It's 1991, four fresh-faced whipper-snappers zoom north in the comfort of a Mark II Vauxhall Astra. Halfway up the M6, one member of the team, a little hungover and decidedly grey-faced, winds down the window and, despite squeals of "Don't throw up out the front of the window!", proceeds to pebble-dash himself and a sizeable proportion of the inside of the car (including much of the ceiling) with a fine aerosol of diced carrots and partially digested whiskey. Those of us in the back cower behind seats and below hastily grabbed jackets and Rhino shirts (remember those? [Oh my! You can still get them! Click here]). A brief stop and we're off again, front seat passenger miserably dabbing at stubborn bile-coloured concretions with newly acquired mineral water and mansize tissues. Then we're into Lancashire, Blackpool looms on signpost then horizon and a screech of brakes announces our arrival at Marton Mere. In freezing conditions, three of us enjoyed excellent views of American Bittern, one of us, despite getting the same views, probably didn't revel in the experience quite as gleefully.
I knew that puke-stained trip would pay off one day. And today was the day. No early start for me, no need to waste a Saturday stood plotting the untimely demise of red Goretex-wearing, arse-gravy spouting, NerdForum regulars. No, for me, a leisurely rise, a polite "No thanks" to the offer of a lift to Cornwall and a relaxing cuppa and bowl of porridge.
But then it all went MENTAL! A phone call from the field, a report of untold ornithological riches just down the road. Mug and bowl flew, spoon described graceful arc towards sink, missed, and ended up in the dog's bowl. Cameras, bins, gubbins grabbed and, with a crash of front door, the house was silent. Fine motes slowly sink down sunbeams onto carpet and mantelpiece, dustily echoing the eddies of the recently exited.
Anyhoo, VVVRRROOOOOOM! EEEEEEEEEK! And I tumble onto the tarmac at Fourteen Locks. A laden jog down the lane and it's Ynys-y-Fro to the left of me, Ynys-y-fro to the right of me, a frantic scan,... there! Not one, not two, but three of the most beautiful apparitions of anatidae you could possibly hope to gaze on.
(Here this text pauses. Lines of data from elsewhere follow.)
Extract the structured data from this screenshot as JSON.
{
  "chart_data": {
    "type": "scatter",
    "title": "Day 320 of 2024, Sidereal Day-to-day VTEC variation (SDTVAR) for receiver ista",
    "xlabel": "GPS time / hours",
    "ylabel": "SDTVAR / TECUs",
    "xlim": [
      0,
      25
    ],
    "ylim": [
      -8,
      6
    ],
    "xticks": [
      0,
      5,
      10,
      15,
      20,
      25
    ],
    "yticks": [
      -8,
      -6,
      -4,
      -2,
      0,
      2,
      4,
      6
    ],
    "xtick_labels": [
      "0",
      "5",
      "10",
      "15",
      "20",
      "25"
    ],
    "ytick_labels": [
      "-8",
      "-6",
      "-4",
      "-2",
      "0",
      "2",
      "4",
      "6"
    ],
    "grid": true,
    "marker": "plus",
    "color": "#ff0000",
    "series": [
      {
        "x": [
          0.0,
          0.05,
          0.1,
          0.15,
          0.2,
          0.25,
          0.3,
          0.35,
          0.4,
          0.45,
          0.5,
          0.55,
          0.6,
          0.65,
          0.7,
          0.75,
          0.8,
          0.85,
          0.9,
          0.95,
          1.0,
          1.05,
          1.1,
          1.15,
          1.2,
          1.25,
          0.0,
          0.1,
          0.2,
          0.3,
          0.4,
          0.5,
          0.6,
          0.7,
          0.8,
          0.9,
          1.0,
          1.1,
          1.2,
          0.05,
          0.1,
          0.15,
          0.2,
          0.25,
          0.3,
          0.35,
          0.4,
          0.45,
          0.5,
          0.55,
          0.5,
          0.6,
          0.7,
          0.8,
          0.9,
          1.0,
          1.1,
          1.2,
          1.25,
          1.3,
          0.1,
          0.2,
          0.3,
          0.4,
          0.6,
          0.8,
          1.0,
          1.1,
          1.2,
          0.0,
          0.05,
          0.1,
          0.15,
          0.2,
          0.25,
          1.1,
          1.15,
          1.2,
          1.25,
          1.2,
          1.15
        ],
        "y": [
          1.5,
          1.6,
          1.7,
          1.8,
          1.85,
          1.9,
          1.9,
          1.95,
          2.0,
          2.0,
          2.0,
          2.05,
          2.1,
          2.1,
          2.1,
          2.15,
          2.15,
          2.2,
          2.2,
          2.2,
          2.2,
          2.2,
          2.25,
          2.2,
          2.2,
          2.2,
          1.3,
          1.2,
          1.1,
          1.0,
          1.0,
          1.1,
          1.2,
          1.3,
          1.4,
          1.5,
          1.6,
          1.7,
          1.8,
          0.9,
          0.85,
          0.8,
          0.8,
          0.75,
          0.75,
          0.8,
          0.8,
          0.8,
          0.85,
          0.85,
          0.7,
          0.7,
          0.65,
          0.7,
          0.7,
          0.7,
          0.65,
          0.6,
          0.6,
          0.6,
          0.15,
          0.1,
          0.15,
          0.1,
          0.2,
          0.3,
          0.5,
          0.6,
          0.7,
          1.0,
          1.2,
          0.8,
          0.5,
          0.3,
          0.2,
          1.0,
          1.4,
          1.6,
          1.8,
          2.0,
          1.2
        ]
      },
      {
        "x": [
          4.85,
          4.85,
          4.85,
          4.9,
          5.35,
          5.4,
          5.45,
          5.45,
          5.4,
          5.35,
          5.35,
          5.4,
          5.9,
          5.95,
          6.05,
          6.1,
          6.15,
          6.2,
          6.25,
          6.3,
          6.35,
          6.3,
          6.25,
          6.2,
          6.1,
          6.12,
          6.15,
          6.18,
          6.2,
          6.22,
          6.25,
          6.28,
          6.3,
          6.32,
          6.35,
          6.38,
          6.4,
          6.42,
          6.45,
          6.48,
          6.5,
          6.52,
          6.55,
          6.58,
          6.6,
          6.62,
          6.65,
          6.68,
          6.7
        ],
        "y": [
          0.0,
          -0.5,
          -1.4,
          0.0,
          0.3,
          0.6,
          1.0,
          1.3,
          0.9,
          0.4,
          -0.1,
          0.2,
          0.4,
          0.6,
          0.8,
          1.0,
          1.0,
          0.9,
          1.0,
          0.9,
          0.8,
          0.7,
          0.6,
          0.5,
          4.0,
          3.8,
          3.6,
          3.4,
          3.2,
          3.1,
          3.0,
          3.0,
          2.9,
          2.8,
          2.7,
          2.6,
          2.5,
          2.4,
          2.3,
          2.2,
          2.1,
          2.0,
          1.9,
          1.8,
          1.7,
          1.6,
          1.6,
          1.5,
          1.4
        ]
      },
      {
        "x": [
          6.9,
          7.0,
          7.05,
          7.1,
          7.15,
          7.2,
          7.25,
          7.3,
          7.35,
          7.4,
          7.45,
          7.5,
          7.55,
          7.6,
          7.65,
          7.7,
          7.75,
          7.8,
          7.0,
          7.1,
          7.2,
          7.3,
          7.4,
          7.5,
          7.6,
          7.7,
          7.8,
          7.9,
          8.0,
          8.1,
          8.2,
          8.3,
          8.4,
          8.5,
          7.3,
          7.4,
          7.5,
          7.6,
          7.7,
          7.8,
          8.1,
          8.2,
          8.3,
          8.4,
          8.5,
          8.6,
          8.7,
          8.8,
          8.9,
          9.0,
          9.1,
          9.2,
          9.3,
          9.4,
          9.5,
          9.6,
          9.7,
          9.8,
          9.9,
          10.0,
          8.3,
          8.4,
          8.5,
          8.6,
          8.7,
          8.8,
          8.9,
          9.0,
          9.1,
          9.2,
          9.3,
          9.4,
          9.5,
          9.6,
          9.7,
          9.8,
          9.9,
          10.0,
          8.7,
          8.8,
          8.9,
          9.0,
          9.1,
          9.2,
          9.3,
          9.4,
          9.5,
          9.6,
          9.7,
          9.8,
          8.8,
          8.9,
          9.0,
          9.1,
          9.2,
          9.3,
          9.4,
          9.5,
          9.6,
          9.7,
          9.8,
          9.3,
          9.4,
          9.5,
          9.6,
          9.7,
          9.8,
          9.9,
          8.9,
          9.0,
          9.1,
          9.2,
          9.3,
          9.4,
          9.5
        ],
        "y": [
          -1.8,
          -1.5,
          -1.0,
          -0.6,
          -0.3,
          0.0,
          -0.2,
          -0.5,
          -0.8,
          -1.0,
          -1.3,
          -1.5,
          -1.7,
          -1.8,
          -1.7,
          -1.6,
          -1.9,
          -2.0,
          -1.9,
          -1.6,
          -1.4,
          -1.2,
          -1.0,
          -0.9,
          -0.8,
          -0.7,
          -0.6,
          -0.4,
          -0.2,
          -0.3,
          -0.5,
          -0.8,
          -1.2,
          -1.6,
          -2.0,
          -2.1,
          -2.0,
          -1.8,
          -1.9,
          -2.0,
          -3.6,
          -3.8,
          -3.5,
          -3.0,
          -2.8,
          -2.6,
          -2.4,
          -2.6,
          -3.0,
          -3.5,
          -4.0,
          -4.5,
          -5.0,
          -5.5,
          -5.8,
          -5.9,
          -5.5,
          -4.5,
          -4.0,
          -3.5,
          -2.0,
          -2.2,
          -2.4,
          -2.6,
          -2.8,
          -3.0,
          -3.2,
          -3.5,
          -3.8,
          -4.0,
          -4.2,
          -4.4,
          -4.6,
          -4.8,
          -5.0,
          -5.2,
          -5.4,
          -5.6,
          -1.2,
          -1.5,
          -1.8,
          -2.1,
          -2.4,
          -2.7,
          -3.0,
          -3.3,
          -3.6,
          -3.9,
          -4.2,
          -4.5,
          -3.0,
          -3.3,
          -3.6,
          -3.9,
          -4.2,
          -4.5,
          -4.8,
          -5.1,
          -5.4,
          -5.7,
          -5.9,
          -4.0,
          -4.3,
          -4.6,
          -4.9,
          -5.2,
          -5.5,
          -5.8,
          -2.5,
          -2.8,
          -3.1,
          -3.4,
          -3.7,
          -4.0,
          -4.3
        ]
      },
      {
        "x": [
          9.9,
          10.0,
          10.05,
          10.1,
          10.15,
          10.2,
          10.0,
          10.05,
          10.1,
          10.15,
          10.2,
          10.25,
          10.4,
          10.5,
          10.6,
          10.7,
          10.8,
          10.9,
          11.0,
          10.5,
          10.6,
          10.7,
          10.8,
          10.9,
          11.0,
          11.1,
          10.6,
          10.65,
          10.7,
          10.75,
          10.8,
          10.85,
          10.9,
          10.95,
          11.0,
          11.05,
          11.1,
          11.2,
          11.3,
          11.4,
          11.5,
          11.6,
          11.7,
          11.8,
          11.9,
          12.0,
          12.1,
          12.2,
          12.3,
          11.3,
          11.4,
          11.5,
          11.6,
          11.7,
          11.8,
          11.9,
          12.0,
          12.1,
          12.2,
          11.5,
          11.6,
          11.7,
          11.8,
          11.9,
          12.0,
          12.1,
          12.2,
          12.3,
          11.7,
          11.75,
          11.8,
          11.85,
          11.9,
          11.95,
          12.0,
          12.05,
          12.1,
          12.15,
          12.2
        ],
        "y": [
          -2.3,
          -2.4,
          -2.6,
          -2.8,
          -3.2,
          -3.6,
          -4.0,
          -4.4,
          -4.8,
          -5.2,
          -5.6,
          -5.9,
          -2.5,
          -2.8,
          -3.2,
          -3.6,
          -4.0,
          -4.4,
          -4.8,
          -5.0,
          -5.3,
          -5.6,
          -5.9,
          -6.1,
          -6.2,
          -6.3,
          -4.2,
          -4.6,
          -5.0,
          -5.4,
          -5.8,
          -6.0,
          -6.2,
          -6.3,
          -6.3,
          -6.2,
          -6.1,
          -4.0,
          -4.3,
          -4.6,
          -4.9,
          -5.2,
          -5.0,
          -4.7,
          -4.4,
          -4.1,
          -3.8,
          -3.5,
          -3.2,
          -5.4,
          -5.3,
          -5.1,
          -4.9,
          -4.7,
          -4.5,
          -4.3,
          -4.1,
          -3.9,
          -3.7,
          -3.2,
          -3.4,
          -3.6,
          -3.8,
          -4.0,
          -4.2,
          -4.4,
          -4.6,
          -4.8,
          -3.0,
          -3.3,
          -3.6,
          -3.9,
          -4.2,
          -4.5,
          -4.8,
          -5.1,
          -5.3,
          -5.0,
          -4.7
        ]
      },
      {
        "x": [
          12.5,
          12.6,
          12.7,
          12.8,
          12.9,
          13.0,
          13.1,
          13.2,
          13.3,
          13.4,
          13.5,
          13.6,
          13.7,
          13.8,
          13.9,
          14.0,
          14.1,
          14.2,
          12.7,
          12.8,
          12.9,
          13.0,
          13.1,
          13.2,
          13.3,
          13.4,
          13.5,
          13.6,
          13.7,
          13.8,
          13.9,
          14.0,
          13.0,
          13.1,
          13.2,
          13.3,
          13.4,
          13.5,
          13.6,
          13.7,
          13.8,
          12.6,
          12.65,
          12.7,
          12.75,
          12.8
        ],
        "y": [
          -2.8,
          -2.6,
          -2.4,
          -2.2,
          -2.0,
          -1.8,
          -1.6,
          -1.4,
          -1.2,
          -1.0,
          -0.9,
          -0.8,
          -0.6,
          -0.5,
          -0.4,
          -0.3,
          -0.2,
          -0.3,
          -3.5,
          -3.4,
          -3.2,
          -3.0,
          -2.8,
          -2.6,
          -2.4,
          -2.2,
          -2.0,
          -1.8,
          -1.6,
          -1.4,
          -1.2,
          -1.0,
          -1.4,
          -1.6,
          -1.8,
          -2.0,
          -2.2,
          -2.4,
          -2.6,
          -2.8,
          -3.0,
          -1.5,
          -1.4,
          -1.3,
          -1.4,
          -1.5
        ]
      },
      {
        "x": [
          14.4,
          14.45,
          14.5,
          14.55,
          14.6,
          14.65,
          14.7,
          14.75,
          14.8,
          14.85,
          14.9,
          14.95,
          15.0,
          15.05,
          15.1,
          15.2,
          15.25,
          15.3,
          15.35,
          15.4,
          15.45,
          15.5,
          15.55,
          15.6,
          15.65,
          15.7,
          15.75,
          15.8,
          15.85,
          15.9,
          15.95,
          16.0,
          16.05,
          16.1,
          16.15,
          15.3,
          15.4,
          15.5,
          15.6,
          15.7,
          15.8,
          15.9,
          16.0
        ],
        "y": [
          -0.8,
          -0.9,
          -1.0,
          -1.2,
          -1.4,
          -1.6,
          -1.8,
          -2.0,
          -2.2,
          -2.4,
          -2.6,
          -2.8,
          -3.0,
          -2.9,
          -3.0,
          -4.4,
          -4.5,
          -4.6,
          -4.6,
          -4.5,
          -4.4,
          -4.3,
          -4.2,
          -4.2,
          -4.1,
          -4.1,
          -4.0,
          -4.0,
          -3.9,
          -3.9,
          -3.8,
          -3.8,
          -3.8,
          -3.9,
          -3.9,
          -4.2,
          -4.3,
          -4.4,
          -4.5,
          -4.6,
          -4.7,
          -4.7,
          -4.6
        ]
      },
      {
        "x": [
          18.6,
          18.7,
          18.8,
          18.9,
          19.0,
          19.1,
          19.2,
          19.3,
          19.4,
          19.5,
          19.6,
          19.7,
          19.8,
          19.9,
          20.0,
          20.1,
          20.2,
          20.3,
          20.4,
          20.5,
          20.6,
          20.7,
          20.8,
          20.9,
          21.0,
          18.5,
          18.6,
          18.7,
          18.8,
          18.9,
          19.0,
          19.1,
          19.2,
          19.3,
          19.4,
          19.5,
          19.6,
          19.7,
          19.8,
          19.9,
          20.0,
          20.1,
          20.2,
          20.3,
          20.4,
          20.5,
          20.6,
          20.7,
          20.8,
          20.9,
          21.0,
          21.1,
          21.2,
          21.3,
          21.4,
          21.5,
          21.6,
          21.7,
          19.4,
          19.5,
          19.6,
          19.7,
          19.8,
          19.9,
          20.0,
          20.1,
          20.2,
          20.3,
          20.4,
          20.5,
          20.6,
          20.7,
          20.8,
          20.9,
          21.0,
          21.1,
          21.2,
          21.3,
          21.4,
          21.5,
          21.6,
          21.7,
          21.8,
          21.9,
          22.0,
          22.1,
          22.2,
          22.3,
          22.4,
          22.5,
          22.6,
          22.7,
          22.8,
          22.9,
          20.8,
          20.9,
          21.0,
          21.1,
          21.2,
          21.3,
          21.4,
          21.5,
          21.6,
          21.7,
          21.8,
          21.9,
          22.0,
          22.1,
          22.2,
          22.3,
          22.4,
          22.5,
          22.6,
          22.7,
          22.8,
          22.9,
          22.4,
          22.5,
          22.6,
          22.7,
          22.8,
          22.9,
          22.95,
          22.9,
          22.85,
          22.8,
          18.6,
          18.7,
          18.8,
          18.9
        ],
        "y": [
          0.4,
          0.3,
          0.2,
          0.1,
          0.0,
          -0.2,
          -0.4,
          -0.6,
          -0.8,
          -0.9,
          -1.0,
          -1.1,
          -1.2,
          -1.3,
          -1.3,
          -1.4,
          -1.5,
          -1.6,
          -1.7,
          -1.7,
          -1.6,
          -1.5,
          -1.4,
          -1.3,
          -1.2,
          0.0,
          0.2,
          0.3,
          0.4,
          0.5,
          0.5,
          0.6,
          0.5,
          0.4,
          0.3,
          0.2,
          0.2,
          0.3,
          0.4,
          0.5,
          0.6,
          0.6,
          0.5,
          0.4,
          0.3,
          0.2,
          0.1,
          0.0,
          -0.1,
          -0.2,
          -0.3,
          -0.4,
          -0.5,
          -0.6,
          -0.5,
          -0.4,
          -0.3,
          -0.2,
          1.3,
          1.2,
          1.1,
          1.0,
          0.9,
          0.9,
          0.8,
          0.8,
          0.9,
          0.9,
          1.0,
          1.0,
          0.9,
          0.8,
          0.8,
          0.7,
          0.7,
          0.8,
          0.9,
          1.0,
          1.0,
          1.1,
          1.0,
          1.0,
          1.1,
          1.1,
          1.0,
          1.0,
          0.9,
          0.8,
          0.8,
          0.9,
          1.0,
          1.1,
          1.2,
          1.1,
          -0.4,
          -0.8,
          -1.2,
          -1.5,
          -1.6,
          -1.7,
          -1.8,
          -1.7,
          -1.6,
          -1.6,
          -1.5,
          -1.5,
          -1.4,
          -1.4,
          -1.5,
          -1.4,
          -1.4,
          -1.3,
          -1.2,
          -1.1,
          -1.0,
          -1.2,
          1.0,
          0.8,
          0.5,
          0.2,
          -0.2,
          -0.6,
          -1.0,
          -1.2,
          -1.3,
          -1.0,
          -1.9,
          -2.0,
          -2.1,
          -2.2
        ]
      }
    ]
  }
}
here, here, here and here.
here (though seen and photographed many moons previous to the post).
I will endeavour to get much better pictures when I get some midweek spare time,... they deserve it. I wonder what the life expectancy for an aythya hybrid might be? We might have decades of this sort of stuff to look forward to,... yay!
PS. 1 Crossbill, 4 Skylark and plenty of Siskins overhead between 12:00 and 13:00, and two Great Black-backed Gulls on the lower basin too.